Both Dbeibah and Bashagha hail from the western city of Misrata, a base of influential militias.
Lawmakers have argued that Dbeibah’s mandate expired after Libya failed to hold presidential elections on schedule. The failure was a major blow to international efforts to end a decade of chaos in Libya. The country reverted to its long-running political impasse, with rival governments claiming power. Dbeibah has repeatedly promised to hold elections soon.
Bashagha said he doubts his rival can unite the country and organize orderly voting, claiming Dbeibah does not command enough loyalty outside of the capital.
“He will only be able to hold them in Tripoli,” he said, adding that his own government is looking at holding nationwide elections within 14 months.
The impasse worsened over the past two months, resulting in the closure of oil facilities – including Libya’s largest oil field – in areas controlled by Hifter’s forces. Bashagha said he was not behind the stoppage of oil production, but that local tribes had decided to take matters into their own hands, not wanting to fund Dbeibah’s government.
Bashagha said Abdel-Ghani al-Kikli, a Tripoli militia leader, was part of the effort to attack him after he entered Tripoli. Al-Kikli was previously implicated in war crimes by global rights groups but was appointed by Dbeibah as head of a nebulous body called the Stability Support Authority last year.
Bashagha also addressed criticism that in areas under his control when he was interior minister under a previous Tripoli-based government, the situation remained abysmal for migrants setting out from Libya on Mediterranean crossings to Europe. After being intercepted, many are kept in squalid detention centers where they face torture, assault, and deprivation.

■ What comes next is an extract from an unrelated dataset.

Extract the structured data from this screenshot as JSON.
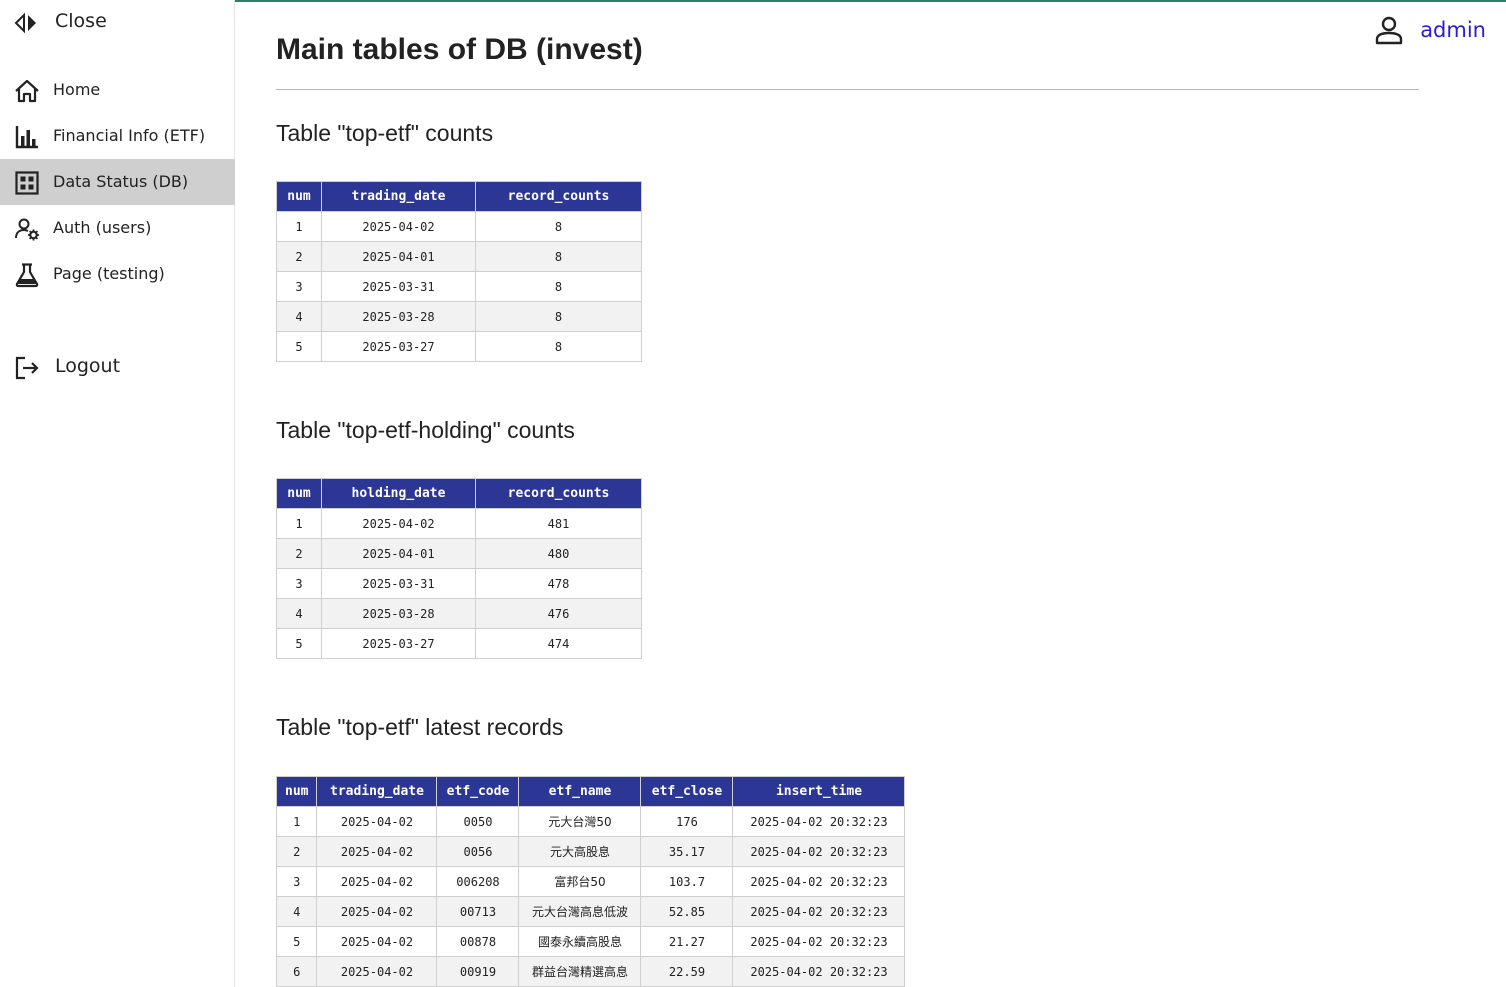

Bashagha said he couldn’t be held responsible, claiming he didn’t have enough funding or staff to improve the situation.
Bashagha also called on the country’s Central Bank, torn by years of civil war, to pay out his government’s budget that was passed by the east-based lawmakers. The bank is the repository for billions of dollars annually in oil revenue as well as foreign reserves. In 2014, it splintered along the country’s broader political fault lines.